Wow, great link. Not that the webtoon told me anything I didn't already know... but somehow it really struck a chord with me. I, too, have suffered at the hands of the "correct-answer society"--although, as you point out, not nearly as much as I would have had I been Korean.

I think this also came at a timely moment. Been thinking about a lot of things these days, and this seemed to fit right in with all of that.

(Incidentally, I don't know if I would translate 정답사회 as "the society with all the answers." The whole point of 정답 is that there is only one answer--that is, there is a single right way of living your life, and if you don't conform to that, you are looked on as an aberration. A more context-sensitive translation might be something like "the single-path society," although that dilutes somewhat the idea of there being only a single correct path, making the idea implicit rather than explicit.)

Charles said...

Also, that smurf comic in your Twitterfeed was brilliant. The truth about the smurfs, indeed.

Kevin Kim said...


Those are good points re: mistranslating 정답사회 as "the society with all the answers." You make sense.
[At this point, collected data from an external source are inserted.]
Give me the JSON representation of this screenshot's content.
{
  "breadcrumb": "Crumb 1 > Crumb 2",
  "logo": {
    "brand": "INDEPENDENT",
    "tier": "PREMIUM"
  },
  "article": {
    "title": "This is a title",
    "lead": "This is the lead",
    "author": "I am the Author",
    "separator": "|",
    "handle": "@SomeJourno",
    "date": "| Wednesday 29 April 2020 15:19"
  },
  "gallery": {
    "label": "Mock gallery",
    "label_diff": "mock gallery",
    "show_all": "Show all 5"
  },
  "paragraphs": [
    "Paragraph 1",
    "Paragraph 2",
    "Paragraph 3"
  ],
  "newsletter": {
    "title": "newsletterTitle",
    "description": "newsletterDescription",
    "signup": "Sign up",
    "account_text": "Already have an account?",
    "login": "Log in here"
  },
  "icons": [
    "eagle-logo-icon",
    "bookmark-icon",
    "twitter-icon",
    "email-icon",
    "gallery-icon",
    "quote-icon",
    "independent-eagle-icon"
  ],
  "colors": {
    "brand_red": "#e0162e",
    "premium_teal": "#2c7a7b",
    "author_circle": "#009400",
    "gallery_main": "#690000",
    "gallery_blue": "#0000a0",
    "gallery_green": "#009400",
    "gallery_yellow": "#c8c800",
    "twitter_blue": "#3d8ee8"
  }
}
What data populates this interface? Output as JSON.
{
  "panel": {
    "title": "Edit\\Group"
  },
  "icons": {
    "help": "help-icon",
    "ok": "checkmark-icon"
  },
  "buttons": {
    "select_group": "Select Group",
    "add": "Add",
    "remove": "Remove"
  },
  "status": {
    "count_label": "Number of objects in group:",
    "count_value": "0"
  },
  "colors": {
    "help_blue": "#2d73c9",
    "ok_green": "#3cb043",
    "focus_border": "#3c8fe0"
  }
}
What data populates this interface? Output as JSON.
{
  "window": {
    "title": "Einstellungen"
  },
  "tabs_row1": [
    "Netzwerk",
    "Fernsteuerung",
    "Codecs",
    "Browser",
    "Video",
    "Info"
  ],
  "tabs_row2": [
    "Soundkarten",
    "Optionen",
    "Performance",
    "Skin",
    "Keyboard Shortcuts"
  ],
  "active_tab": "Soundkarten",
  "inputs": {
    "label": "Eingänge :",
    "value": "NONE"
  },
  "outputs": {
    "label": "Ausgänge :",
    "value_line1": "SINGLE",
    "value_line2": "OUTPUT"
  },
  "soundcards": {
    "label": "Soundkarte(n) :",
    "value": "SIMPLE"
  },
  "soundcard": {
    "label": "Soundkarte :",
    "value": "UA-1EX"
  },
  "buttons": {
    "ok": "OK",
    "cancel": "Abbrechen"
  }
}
I do, however, think I should write about the flip-side of this phenomenon, which is the other half of the Korean paradox (well, it's a paradox from a foreigner's point of view, if not a Korean's), namely: Koreans also have a tendency to act as if they don't give a shit what other people think. At the local/personal level, I see this in people's general rudeness/selfishness towards each other—the line-cutting, the shoving, the crazy driving, the verbal squabbles that break out on the street because of some perceived slight. At the more abstract, cultural level, we see this in how Korea, on the one hand, seems concerned about its global image but, on the other hand, it makes gaffes like having performers in blackface, or fielding a Nazi-themed girl group like Pritz, etc. It's a weird admixture of extreme concern about what others think and extreme unconcern, possibly fueled by ignorance about the world.

Charles said...

True! And probably worthy of another webtoon.